Due to federal policies put in place over the past three years, Cerneka said, only about 5% of those who make asylum claims are successful in staying in the United States.

Also from her experience, a far higher percentage of refugees deserve asylum. “It might be women who are fleeing female genital mutilation,” she said. “People who are LGBTQ who are fleeing their country because of their sexual orientation. Women who can’t leave their marriage because of their cultural situation, but are in a violent situation.”

She spoke of one refugee, Jennifer, and her mother, both of whom she interviewed. They had to leave their native Honduras so quickly, she said, Jennifer was still wearing her school uniform.

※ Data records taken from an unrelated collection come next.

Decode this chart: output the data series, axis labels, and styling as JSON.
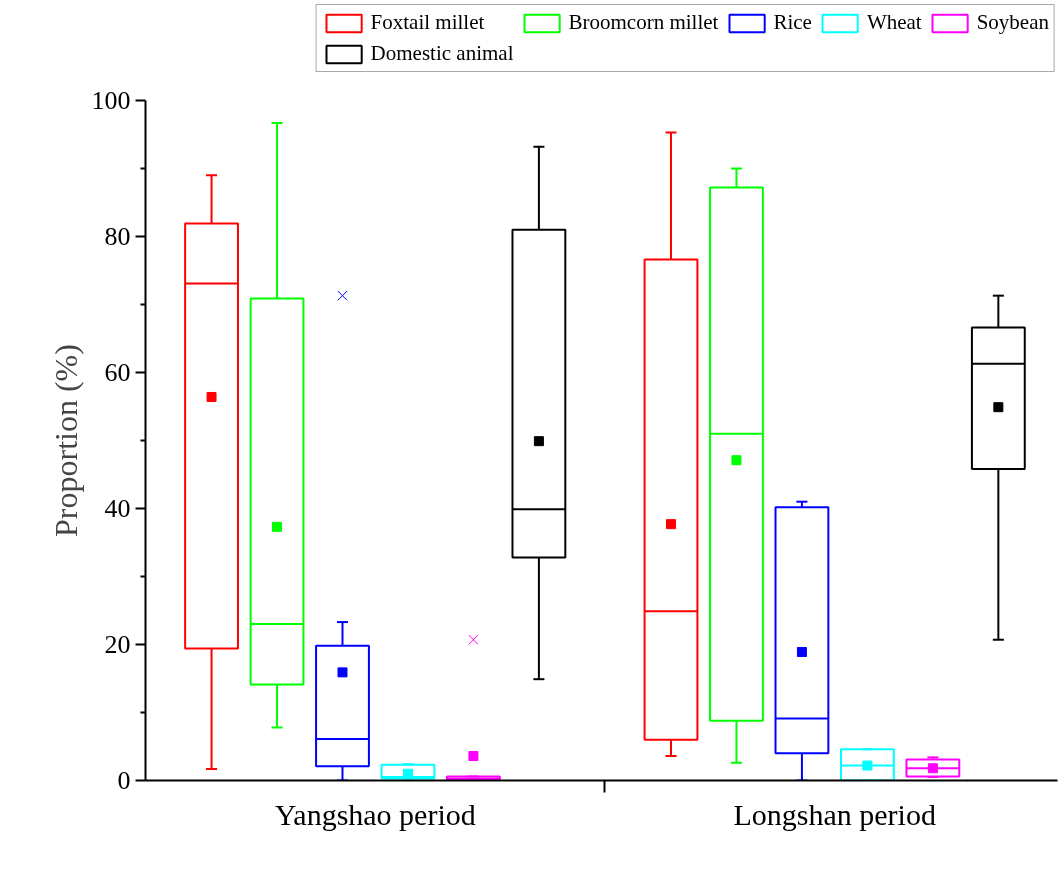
{
  "chart_data": {
    "type": "box",
    "ylabel": "Proportion (%)",
    "categories": [
      "Yangshao period",
      "Longshan period"
    ],
    "ylim": [
      0,
      100
    ],
    "yticks": [
      0,
      20,
      40,
      60,
      80,
      100
    ],
    "grid": false,
    "legend": "top",
    "series": [
      {
        "name": "Foxtail millet",
        "color": "#ff0000",
        "boxes": [
          {
            "low": 1.7,
            "q1": 19.4,
            "median": 73.1,
            "q3": 81.9,
            "high": 89,
            "mean": 56.4
          },
          {
            "low": 3.6,
            "q1": 6.0,
            "median": 24.9,
            "q3": 76.6,
            "high": 95.3,
            "mean": 37.7
          }
        ]
      },
      {
        "name": "Broomcorn millet",
        "color": "#00ff00",
        "boxes": [
          {
            "low": 7.8,
            "q1": 14.1,
            "median": 23.0,
            "q3": 70.9,
            "high": 96.7,
            "mean": 37.3
          },
          {
            "low": 2.6,
            "q1": 8.8,
            "median": 51.0,
            "q3": 87.2,
            "high": 90.0,
            "mean": 47.1
          }
        ]
      },
      {
        "name": "Rice",
        "color": "#0000ff",
        "boxes": [
          {
            "low": 0,
            "q1": 2.1,
            "median": 6.1,
            "q3": 19.8,
            "high": 23.3,
            "mean": 15.9,
            "outliers": [
              71.3
            ]
          },
          {
            "low": 0,
            "q1": 4.0,
            "median": 9.1,
            "q3": 40.2,
            "high": 41.0,
            "mean": 18.9
          }
        ]
      },
      {
        "name": "Wheat",
        "color": "#00ffff",
        "boxes": [
          {
            "low": 0,
            "q1": 0.3,
            "median": 0.5,
            "q3": 2.3,
            "high": 2.4,
            "mean": 1.0
          },
          {
            "low": 0,
            "q1": 0,
            "median": 2.2,
            "q3": 4.6,
            "high": 4.6,
            "mean": 2.2
          }
        ]
      },
      {
        "name": "Soybean",
        "color": "#ff00ff",
        "boxes": [
          {
            "low": 0,
            "q1": 0.1,
            "median": 0.3,
            "q3": 0.6,
            "high": 0.6,
            "mean": 3.6,
            "outliers": [
              20.7
            ]
          },
          {
            "low": 0.5,
            "q1": 0.6,
            "median": 1.8,
            "q3": 3.1,
            "high": 3.4,
            "mean": 1.8
          }
        ]
      },
      {
        "name": "Domestic animal",
        "color": "#000000",
        "boxes": [
          {
            "low": 14.9,
            "q1": 32.8,
            "median": 39.9,
            "q3": 81.0,
            "high": 93.2,
            "mean": 49.9
          },
          {
            "low": 20.7,
            "q1": 45.8,
            "median": 61.3,
            "q3": 66.6,
            "high": 71.3,
            "mean": 54.9
          }
        ]
      }
    ]
  }
}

“Jennifer and her mother walked three months to get to the border and ask for asylum,” Cerneka said. When she wouldn’t join a gang, gang members accused her of being gay for not joining and said, “Let’s get that lesbian.” But that’s not why she left, Cerneka added. “She left because she had no other choice. So until we meet Jennifer … it’s hard for us to understand the reality of why they’re fleeing.”

She quoted the Hope Border Institute, also based in El Paso: “Are we, as a church and as a nation, a beacon of hope for the world’s downtrodden and dispossessed, or are we just another level of hell ?”

“At this moment,” Cerneka said, “we are just another level of hell they have to survive, to make them wait in Mexico, waiting in detention … despite the increased risk of infection from COVID-19.”

She noted that in the State Department’s annual country reports on human rights, the secretary of state writes an introduction. In the most recent reports issued, Cerneka said, Secretary of State Mike Pompeo said, “The United States is founded on the premise that all persons are created equal, and they are endowed by their creator with unalienable rights. Among these are the life, liberty and the pursuit of happiness.”

“I believe we can be that country,” Cerneka said. “I don’t think we are that country right now. But I think we can be the country that protects all persons, not just all citizens. I believe the Gospel, our faith, calls us to do that.”